Mr Lenihan told Newstalk that he believes Mr Ahern remains popular with the general public.
“Of course there will always be criticism, that is the nature of politics but I think the most important thing to remember here is whenever I am out and about … he is hugely welcomed and hugely popular still,” he said.
“I think there needs to be a distinction made between what we might call opinion as it is expressed online and in media and what the ordinary public think.
“Anytime I have been out and about with him and meet him socially or otherwise, he is mobbed with people.
“People are always more than keen to get up and shake his hand.
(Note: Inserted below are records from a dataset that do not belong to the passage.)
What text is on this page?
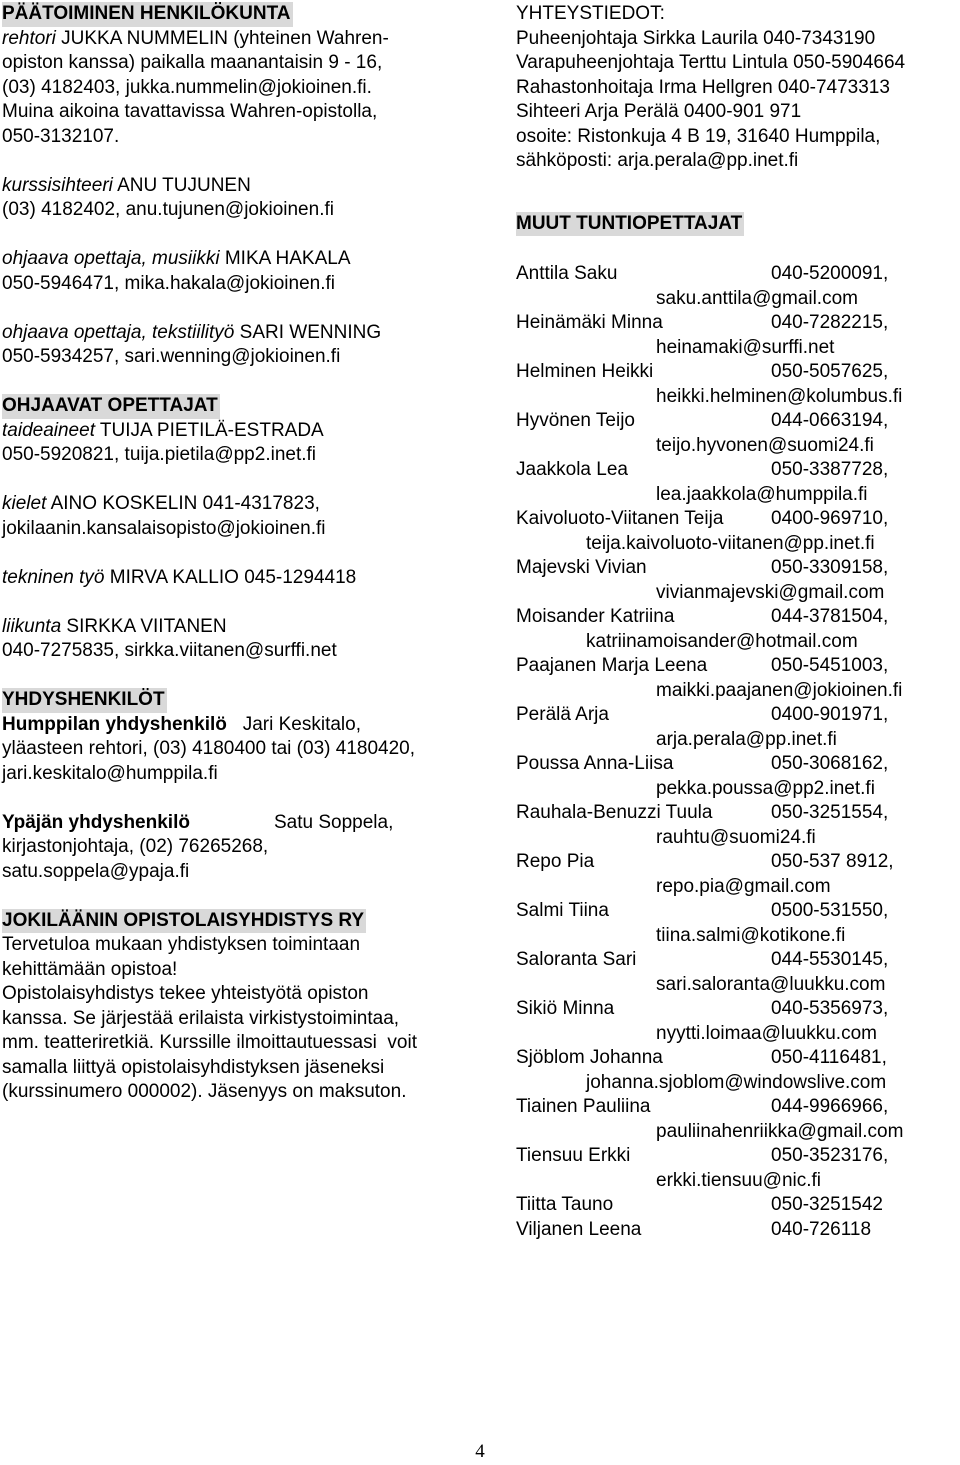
PÄÄTOIMINEN HENKILÖKUNTA
rehtori JUKKA NUMMELIN (yhteinen Wahren-
opiston kanssa) paikalla maanantaisin 9 - 16,
(03) 4182403, jukka.nummelin@jokioinen.fi.
Muina aikoina tavattavissa Wahren-opistolla,
050-3132107.
kurssisihteeri ANU TUJUNEN
(03) 4182402, anu.tujunen@jokioinen.fi
ohjaava opettaja, musiikki MIKA HAKALA
050-5946471, mika.hakala@jokioinen.fi
ohjaava opettaja, tekstiilityö SARI WENNING
050-5934257, sari.wenning@jokioinen.fi
OHJAAVAT OPETTAJAT
taideaineet TUIJA PIETILÄ-ESTRADA
050-5920821, tuija.pietila@pp2.inet.fi
kielet AINO KOSKELIN 041-4317823,
jokilaanin.kansalaisopisto@jokioinen.fi
tekninen työ MIRVA KALLIO 045-1294418
liikunta SIRKKA VIITANEN
040-7275835, sirkka.viitanen@surffi.net
YHDYSHENKILÖT
Humppilan yhdyshenkilö   Jari Keskitalo,
yläasteen rehtori, (03) 4180400 tai (03) 4180420,
jari.keskitalo@humppila.fi
Ypäjän yhdyshenkilö	Satu Soppela,
kirjastonjohtaja, (02) 76265268,
satu.soppela@ypaja.fi
JOKILÄÄNIN OPISTOLAISYHDISTYS RY
Tervetuloa mukaan yhdistyksen toimintaan
kehittämään opistoa!
Opistolaisyhdistys tekee yhteistyötä opiston
kanssa. Se järjestää erilaista virkistystoimintaa,
mm. teatteriretkiä. Kurssille ilmoittautuessasi  voit
samalla liittyä opistolaisyhdistyksen jäseneksi
(kurssinumero 000002). Jäsenyys on maksuton.
YHTEYSTIEDOT:
Puheenjohtaja Sirkka Laurila 040-7343190
Varapuheenjohtaja Terttu Lintula 050-5904664
Rahastonhoitaja Irma Hellgren 040-7473313
Sihteeri Arja Perälä 0400-901 971
osoite: Ristonkuja 4 B 19, 31640 Humppila,
sähköposti: arja.perala@pp.inet.fi
MUUT TUNTIOPETTAJAT
Anttila Saku	040-5200091,
saku.anttila@gmail.com
Heinämäki Minna	040-7282215,
heinamaki@surffi.net
Helminen Heikki	050-5057625,
heikki.helminen@kolumbus.fi
Hyvönen Teijo	044-0663194,
teijo.hyvonen@suomi24.fi
Jaakkola Lea	050-3387728,
lea.jaakkola@humppila.fi
Kaivoluoto-Viitanen Teija	0400-969710,
teija.kaivoluoto-viitanen@pp.inet.fi
Majevski Vivian	050-3309158,
vivianmajevski@gmail.com
Moisander Katriina	044-3781504,
katriinamoisander@hotmail.com
Paajanen Marja Leena	050-5451003,
maikki.paajanen@jokioinen.fi
Perälä Arja	0400-901971,
arja.perala@pp.inet.fi
Poussa Anna-Liisa	050-3068162,
pekka.poussa@pp2.inet.fi
Rauhala-Benuzzi Tuula	050-3251554,
rauhtu@suomi24.fi
Repo Pia	050-537 8912,
repo.pia@gmail.com
Salmi Tiina	0500-531550,
tiina.salmi@kotikone.fi
Saloranta Sari	044-5530145,
sari.saloranta@luukku.com
Sikiö Minna	040-5356973,
nyytti.loimaa@luukku.com
Sjöblom Johanna	050-4116481,
johanna.sjoblom@windowslive.com
Tiainen Pauliina	044-9966966,
pauliinahenriikka@gmail.com
Tiensuu Erkki	050-3523176,
erkki.tiensuu@nic.fi
Tiitta Tauno	050-3251542
Viljanen Leena	040-726118
4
So, it is a slightly different reality in fact; he is still, in my view, quite popular with the public.”
He said Mr Ahern will be an asset to Fianna Fáil in the coming years.
“Oh, good Lord, yes of course,” he said.
“Maybe some of your listeners are not fully aware of this but he has supreme skills of organisation in terms of the political skills that he has at his fingertips if you like,” he said.
“He is a brilliant man to organise elections, to reorganise party strictures and to keep in touch with a party base.”
Mr Lenihan said the former Taoiseach will help revitalise a party that is “clearly at sea at the moment”.
“The party is very much languishing in the opinion polls,” he said.
“It needs to reorganise, rebrand and in fact, maybe even change significantly its policies in advance of the next general election and I think this is a man who has been through all this before and can draw on an awful lot of other people, contacts and friendships he has had over the years, that would help the party.
“So you know I would love to see him back in a backroom role helping to reorganise a party that is clearly very tired and struggling while it is fulfilling its important duties in government."
Mr Ahern has been strongly linked with a run for the presidency in 2025 – something Mr Lenihan refused to rule out.